Part of the confusion, I think, is that in our age, when we speak of the heart, we mean the seat of our emotions. Yet in the Biblical context it more often refers to the seat of our desires or affections. "For where your treasure is, there your heart will be also." (Matthew 6:21) Jesus was not speaking of our emotions here. He was referring to people or things we value. Things we are motivated to keep and protect. Things for which we are willing to sacrifice and die. Job's faith was heartfelt, even when he was emotionally low. Though he had lost many things and people that he had loved and enjoyed, he clung to one thing and would not give it up. He refused to take his wife's advice to, "Curse God and die." (Job 2:9) So when we read those verses that refer to the heart, we tend to examine our emotions when perhaps we ought to be examining our affections and our priorities.

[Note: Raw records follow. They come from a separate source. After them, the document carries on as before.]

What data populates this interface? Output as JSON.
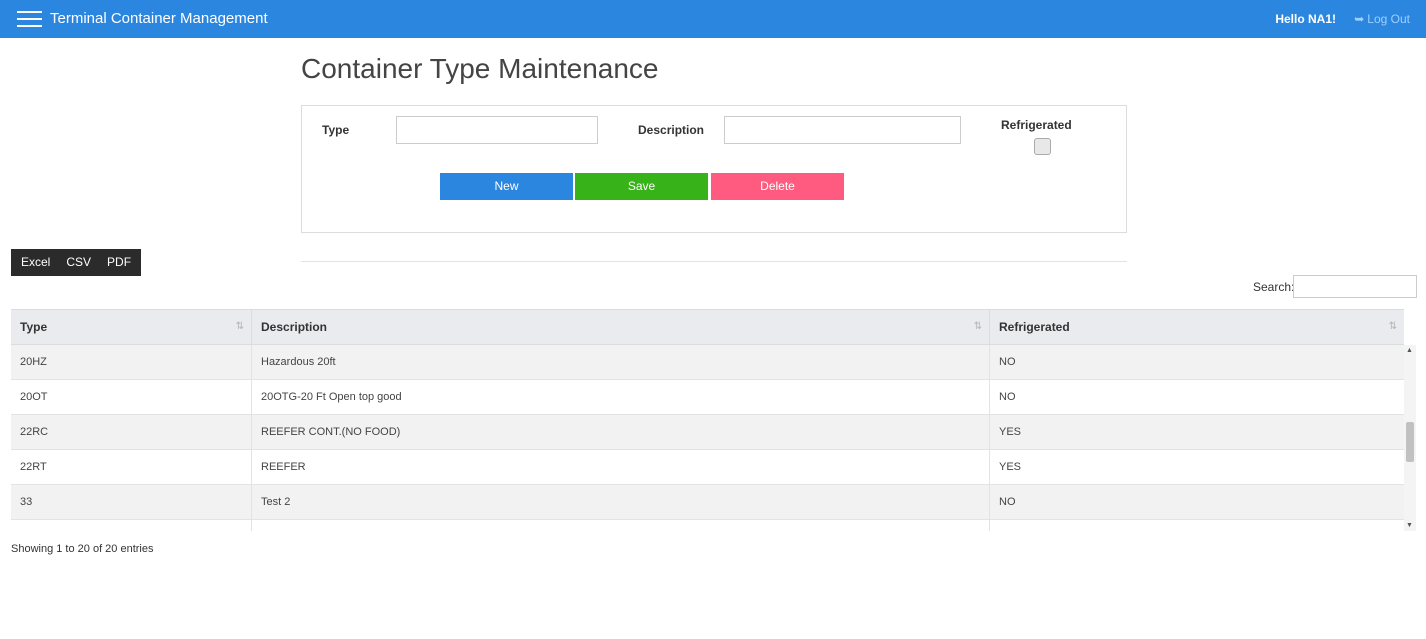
{
  "header": {
    "title": "Terminal Container Management",
    "greeting": "Hello NA1!",
    "logout_icon": "sign-out-icon",
    "logout_label": "Log Out",
    "color": "#2b86e0"
  },
  "page": {
    "title": "Container Type Maintenance"
  },
  "form": {
    "type_label": "Type",
    "type_value": "",
    "description_label": "Description",
    "description_value": "",
    "refrigerated_label": "Refrigerated",
    "refrigerated_checked": false,
    "new_label": "New",
    "save_label": "Save",
    "delete_label": "Delete",
    "colors": {
      "new": "#2b86e0",
      "save": "#37b219",
      "delete": "#ff5a7f"
    }
  },
  "export": {
    "buttons": [
      "Excel",
      "CSV",
      "PDF"
    ]
  },
  "search": {
    "label": "Search:",
    "value": ""
  },
  "table": {
    "columns": [
      "Type",
      "Description",
      "Refrigerated"
    ],
    "sort_icon": "⇅",
    "rows": [
      {
        "type": "20HZ",
        "description": "Hazardous 20ft",
        "refrigerated": "NO"
      },
      {
        "type": "20OT",
        "description": "20OTG-20 Ft Open top good",
        "refrigerated": "NO"
      },
      {
        "type": "22RC",
        "description": "REEFER CONT.(NO FOOD)",
        "refrigerated": "YES"
      },
      {
        "type": "22RT",
        "description": "REEFER",
        "refrigerated": "YES"
      },
      {
        "type": "33",
        "description": "Test 2",
        "refrigerated": "NO"
      },
      {
        "type": "",
        "description": "",
        "refrigerated": ""
      }
    ],
    "info": "Showing 1 to 20 of 20 entries"
  }
}
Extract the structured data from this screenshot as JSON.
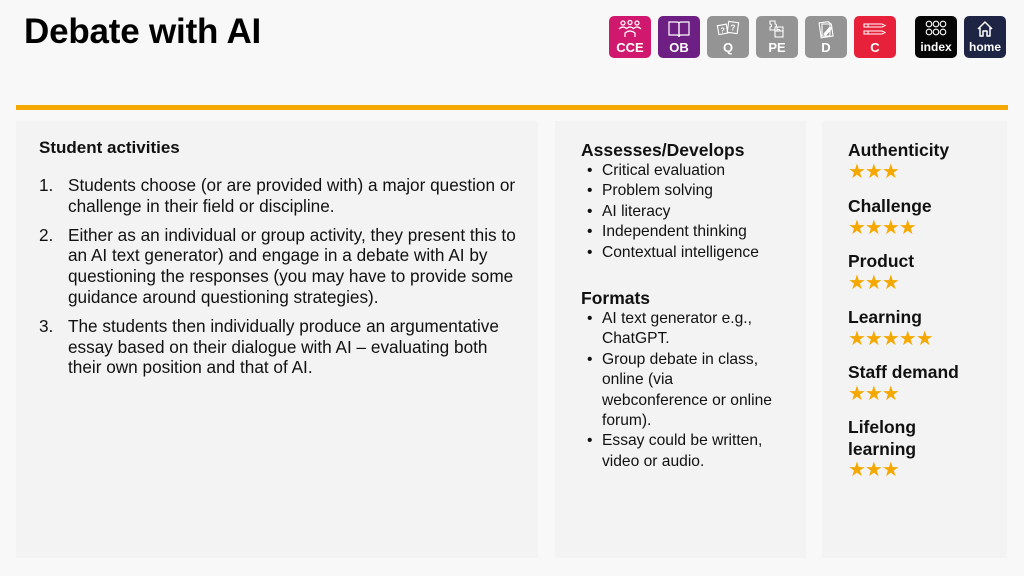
{
  "page": {
    "title": "Debate with AI"
  },
  "nav": [
    {
      "label": "CCE",
      "icon": "people-group-icon",
      "color": "#d1186f"
    },
    {
      "label": "OB",
      "icon": "open-book-icon",
      "color": "#6e1f83"
    },
    {
      "label": "Q",
      "icon": "question-cards-icon",
      "color": "#949494"
    },
    {
      "label": "PE",
      "icon": "puzzle-icon",
      "color": "#949494"
    },
    {
      "label": "D",
      "icon": "document-pencil-icon",
      "color": "#949494"
    },
    {
      "label": "C",
      "icon": "pens-icon",
      "color": "#e8213b"
    },
    {
      "label": "index",
      "icon": "grid-circles-icon",
      "color": "#060606"
    },
    {
      "label": "home",
      "icon": "house-icon",
      "color": "#1e2444"
    }
  ],
  "accent_color": "#f5a800",
  "activities": {
    "heading": "Student activities",
    "items": [
      {
        "num": "1.",
        "text": "Students choose (or are provided with) a major question or challenge in their field or discipline."
      },
      {
        "num": "2.",
        "text": "Either as an individual or group activity, they present this to an AI text generator) and engage in a debate with AI by questioning the responses (you may have to provide some guidance around questioning strategies)."
      },
      {
        "num": "3.",
        "text": "The students then individually produce an argumentative essay based on their dialogue with AI – evaluating both their own position and that of AI."
      }
    ]
  },
  "assesses": {
    "heading": "Assesses/Develops",
    "items": [
      "Critical evaluation",
      "Problem solving",
      "AI literacy",
      "Independent thinking",
      "Contextual intelligence"
    ]
  },
  "formats": {
    "heading": "Formats",
    "items": [
      "AI text generator e.g., ChatGPT.",
      "Group debate in class, online (via webconference or online forum).",
      "Essay could be written, video or audio."
    ]
  },
  "ratings": [
    {
      "label": "Authenticity",
      "stars": 3,
      "display": "★★★"
    },
    {
      "label": "Challenge",
      "stars": 4,
      "display": "★★★★"
    },
    {
      "label": "Product",
      "stars": 3,
      "display": "★★★"
    },
    {
      "label": "Learning",
      "stars": 5,
      "display": "★★★★★"
    },
    {
      "label": "Staff demand",
      "stars": 3,
      "display": "★★★"
    },
    {
      "label": "Lifelong learning",
      "stars": 3,
      "display": "★★★"
    }
  ]
}
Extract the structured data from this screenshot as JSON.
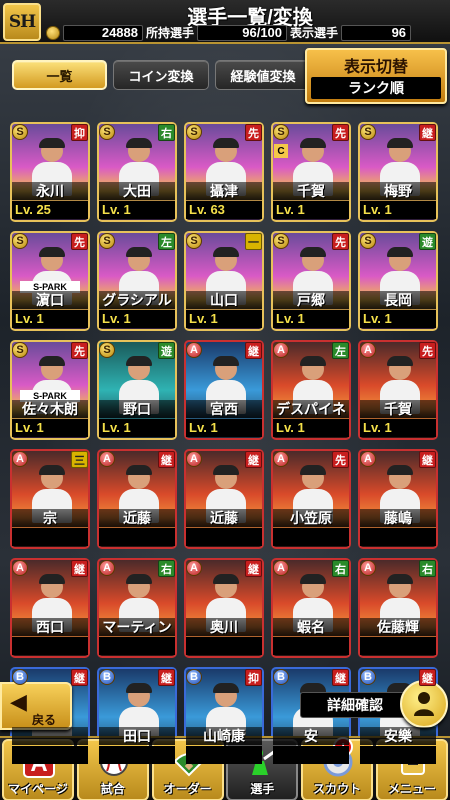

I am not speaking against emotions here. They are a gift of God, too. Yet when the gifts of pleasing emotions are absent, faith is not necessarily absent. Many Christian people battle depression. We probably don't help them much if we scold them to conjure up more faith. Perhaps it would be better counsel to advise them to draw upon their faith to withstand their darkest hours. People who are grieving should not feel they have to put on a happy face to show faith. They can sit in sackcloth and ashes as Job did, and utter genuine, amazing testimonies of faith and trust in God.
What a blessing our emotions can be! The thrill of a new revelation from God's truth, the exhilaration of enjoying His beautiful creation, the love of family and friends, the joy of worship--these are precious gifts indeed. Yet let us not interpret the absence of these emotions as an absence of faith, especially during those darkest hours when it is our faith that will sustain us.